Thousands of threads led into it. They pulsed and squirmed like a plasma ball. Something pounded from inside the cage.
“Bitch! Let me out of here. When I get my hands on you there won’t be a trace of you left.”
Terry shrank back.
“It’s a matter of time, Terry. It’s a matter of time. Your little world is falling apart, and I have nothing to do but look for weaknesses. It’s all crashing down. Can you feel it?”
Terry bolted away down a random thread.
The Wonder Woman pajamas lay on the bed, torn and bloody. Teri sat next to them, naked. Her knees were drawn to her chest, and she shivered in spite of the blanket she’d wrapped around herself. One of her fingers was at an impossible angle and her eye was swollen shut. The back of her head throbbed from being slammed against the dresser.
It had started like any other beating, but then it had taken a strange turn. It felt more wrong than anything before. When it was over, Tip had kissed her on her forehead.
Terry fled the memory. The next one was just as bad. The camping trip ... She doubled back, speeding past the cage and landing back in the memory with the wet hair.
These were among the most horrific memories in Teri’s mind, and she shouldn’t have been able to get to them.
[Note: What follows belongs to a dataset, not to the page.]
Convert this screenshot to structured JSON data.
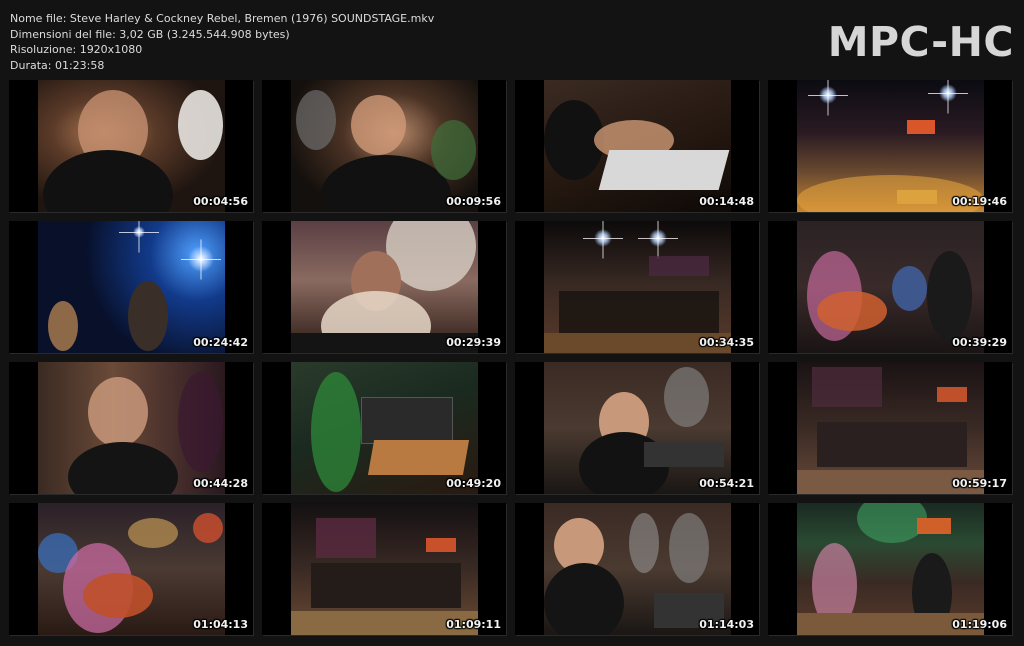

She had put them in the cage a long time ago. They were supposed to be cut off from everything.
It’s the Wonder Woman pajamas. That’s what connects them.
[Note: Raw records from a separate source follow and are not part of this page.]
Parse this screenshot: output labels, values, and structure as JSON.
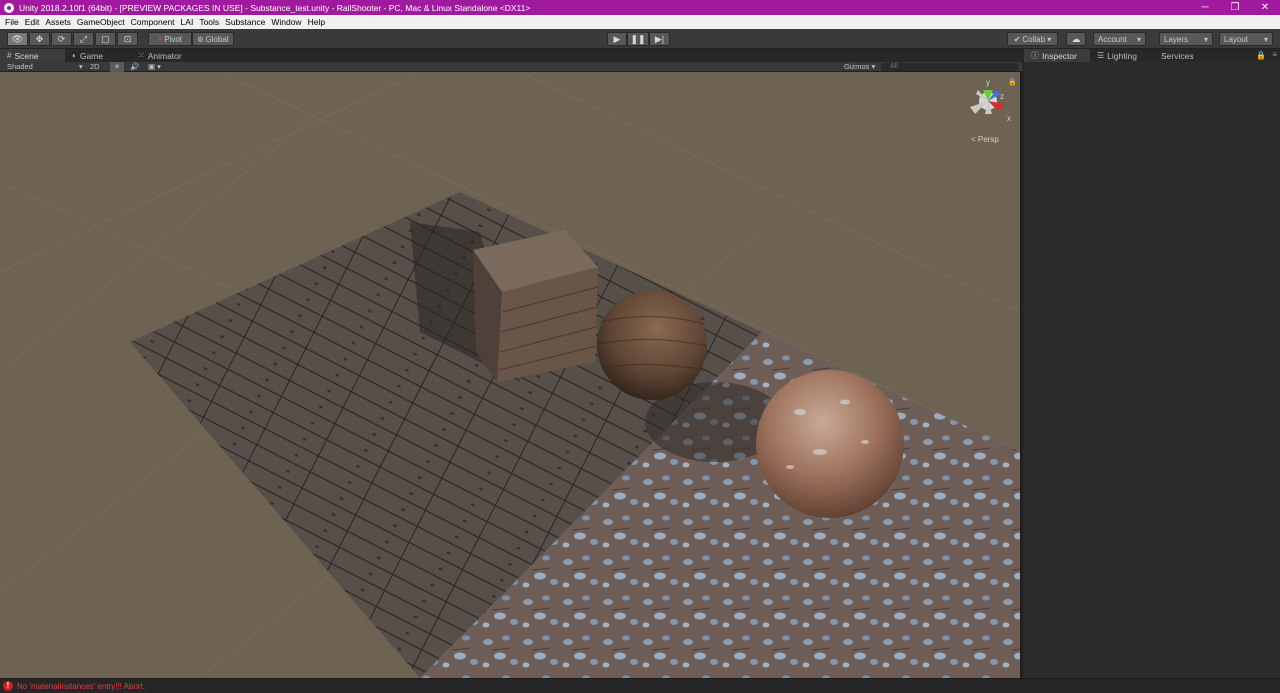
{
  "window": {
    "title": "Unity 2018.2.10f1 (64bit) - [PREVIEW PACKAGES IN USE] - Substance_test.unity - RailShooter - PC, Mac & Linux Standalone <DX11>",
    "controls": [
      "─",
      "❐",
      "✕"
    ],
    "accent_color": "#a01aa0"
  },
  "menu": [
    "File",
    "Edit",
    "Assets",
    "GameObject",
    "Component",
    "LAI",
    "Tools",
    "Substance",
    "Window",
    "Help"
  ],
  "toolbar": {
    "tools": [
      "view-tool-icon",
      "move-tool-icon",
      "rotate-tool-icon",
      "scale-tool-icon",
      "rect-tool-icon",
      "transform-tool-icon"
    ],
    "pivot_label": "Pivot",
    "global_label": "Global",
    "collab_label": "Collab ▾",
    "account_label": "Account",
    "layers_label": "Layers",
    "layout_label": "Layout"
  },
  "tabs": {
    "scene": "Scene",
    "game": "Game",
    "animator": "Animator",
    "inspector": "Inspector",
    "lighting": "Lighting",
    "services": "Services"
  },
  "scene_bar": {
    "shading": "Shaded",
    "mode_2d": "2D",
    "gizmos": "Gizmos ▾",
    "search_placeholder": "All"
  },
  "scene_gizmo": {
    "projection": "Persp",
    "axis_y": "y",
    "axis_z": "z",
    "axis_x": "x"
  },
  "console": {
    "message": "No 'materialInstances' entry!!! Abort.",
    "error_color": "#e04040"
  }
}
Now she had to cut another happy memory out. There was no choice. When she was done, Teri’s memory with Tabitha on the porch was in the cage, too.
No matter how much I cut, it’s never enough.
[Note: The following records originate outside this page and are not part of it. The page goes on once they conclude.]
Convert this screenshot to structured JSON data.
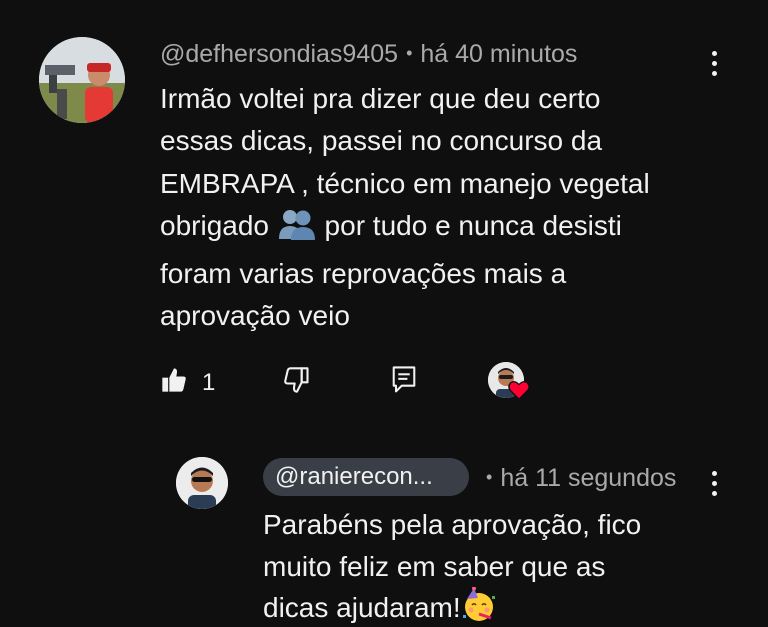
{
  "comment": {
    "author": "@defhersondias9405",
    "time": "há 40 minutos",
    "lines": [
      "Irmão voltei pra dizer que deu certo",
      "essas dicas, passei no concurso da",
      "EMBRAPA , técnico em manejo vegetal",
      "obrigado",
      "por tudo e nunca desisti",
      "foram varias reprovações mais a",
      "aprovação veio"
    ],
    "emoji": "busts-in-silhouette",
    "like_count": "1"
  },
  "reply": {
    "author": "@ranierecon...",
    "time": "há 11 segundos",
    "lines": [
      "Parabéns pela aprovação, fico",
      "muito feliz em saber que as",
      "dicas ajudaram!"
    ],
    "emoji": "partying-face"
  },
  "colors": {
    "background": "#0f0f0f",
    "text": "#f1f1f1",
    "meta": "#aaaaaa",
    "chip": "#3a3f47",
    "heart": "#ff0033"
  }
}
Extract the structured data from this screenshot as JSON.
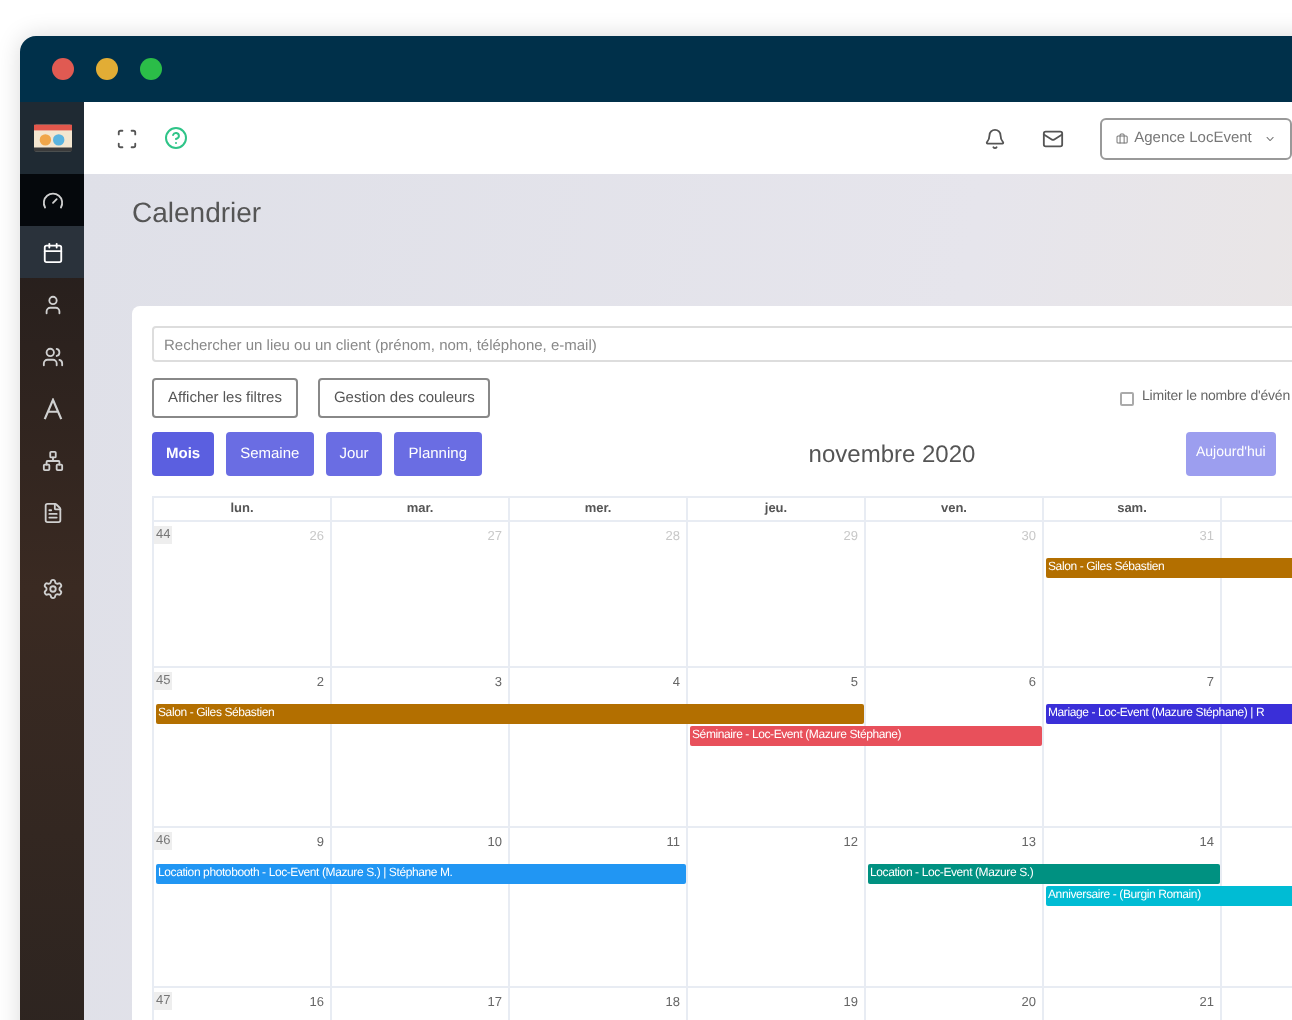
{
  "sidebar": {
    "items": [
      {
        "kind": "dashboard",
        "selected": false,
        "hovered": true
      },
      {
        "kind": "calendar",
        "selected": true,
        "hovered": false
      },
      {
        "kind": "user",
        "selected": false,
        "hovered": false
      },
      {
        "kind": "users",
        "selected": false,
        "hovered": false
      },
      {
        "kind": "letter",
        "selected": false,
        "hovered": false
      },
      {
        "kind": "network",
        "selected": false,
        "hovered": false
      },
      {
        "kind": "document",
        "selected": false,
        "hovered": false
      },
      {
        "kind": "settings",
        "selected": false,
        "hovered": false
      }
    ]
  },
  "topbar": {
    "agency": "Agence LocEvent"
  },
  "page_title": "Calendrier",
  "search": {
    "placeholder": "Rechercher un lieu ou un client (prénom, nom, téléphone, e-mail)"
  },
  "filter_buttons": [
    "Afficher les filtres",
    "Gestion des couleurs"
  ],
  "limit_checkbox": {
    "label": "Limiter le nombre d'évén",
    "checked": false
  },
  "view_buttons": [
    {
      "label": "Mois",
      "selected": true
    },
    {
      "label": "Semaine",
      "selected": false
    },
    {
      "label": "Jour",
      "selected": false
    },
    {
      "label": "Planning",
      "selected": false
    }
  ],
  "month_title": "novembre 2020",
  "today_button": {
    "label": "Aujourd'hui",
    "disabled": true
  },
  "weekdays": [
    "lun.",
    "mar.",
    "mer.",
    "jeu.",
    "ven.",
    "sam."
  ],
  "weeks": [
    {
      "number": "44",
      "days": [
        {
          "date": "26",
          "other_month": true
        },
        {
          "date": "27",
          "other_month": true
        },
        {
          "date": "28",
          "other_month": true
        },
        {
          "date": "29",
          "other_month": true
        },
        {
          "date": "30",
          "other_month": true
        },
        {
          "date": "31",
          "other_month": true
        }
      ],
      "events": [
        {
          "label": "Salon - Giles Sébastien",
          "color": "#b36f00"
        }
      ]
    },
    {
      "number": "45",
      "days": [
        {
          "date": "2",
          "other_month": false
        },
        {
          "date": "3",
          "other_month": false
        },
        {
          "date": "4",
          "other_month": false
        },
        {
          "date": "5",
          "other_month": false
        },
        {
          "date": "6",
          "other_month": false
        },
        {
          "date": "7",
          "other_month": false
        }
      ],
      "events": [
        {
          "label": "Salon - Giles Sébastien",
          "color": "#b36f00"
        },
        {
          "label": "Mariage - Loc-Event (Mazure Stéphane) | R",
          "color": "#3a2fd8"
        },
        {
          "label": "Séminaire - Loc-Event (Mazure Stéphane)",
          "color": "#e8505b"
        }
      ]
    },
    {
      "number": "46",
      "days": [
        {
          "date": "9",
          "other_month": false
        },
        {
          "date": "10",
          "other_month": false
        },
        {
          "date": "11",
          "other_month": false
        },
        {
          "date": "12",
          "other_month": false
        },
        {
          "date": "13",
          "other_month": false
        },
        {
          "date": "14",
          "other_month": false
        }
      ],
      "events": [
        {
          "label": "Location photobooth - Loc-Event (Mazure S.) | Stéphane M.",
          "color": "#2196f3"
        },
        {
          "label": "Location - Loc-Event (Mazure S.)",
          "color": "#009181"
        },
        {
          "label": "Anniversaire - (Burgin Romain)",
          "color": "#00bcd4"
        }
      ]
    },
    {
      "number": "47",
      "days": [
        {
          "date": "16",
          "other_month": false
        },
        {
          "date": "17",
          "other_month": false
        },
        {
          "date": "18",
          "other_month": false
        },
        {
          "date": "19",
          "other_month": false
        },
        {
          "date": "20",
          "other_month": false
        },
        {
          "date": "21",
          "other_month": false
        }
      ]
    }
  ]
}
Terry jumped back into the threads, going from one memory to the next, moving faster and faster through every scene.
Teri's father, Tip, was an alcoholic asshole who took his own failures out on her and her mom. He was jealous of her intelligence. He assaulted her in many ways. She created an alter ego to take the abuse. That alter ego has been trimming away the abuse from Teri's conscious memories in an attempt to help her cope, but every bad memory is connected to good memories... such is the nature of complex ptsd. So Terry has to trim much of the good stuff away because so much of it leads to the bad things.
In this chapter, Terry is trying to find the part of their mind that is Teri so she can hopefully get her to wake up. In the process of trying to find Teri to wake her up, Terry finds more things that lead to bad places and trims even more of Teri's good memories away. Everything that gets cut gets put in 'the cage.' Something in the cage wants out. It tells Terry,
“Bitch! Let me out of here. When I get my hands on you there won’t be a trace of you left.”
Terry shrank back.
“It’s a matter of time, Terry. It’s a matter of time. Your little world is falling apart, and I have nothing to do but look for weaknesses. It’s all crashing down. Can you feel it?”
The chapter ends with Terry fleeing from whatever is rattling the cage, scouring Teri's memories faster and faster, trying to find the one Teri is hiding in.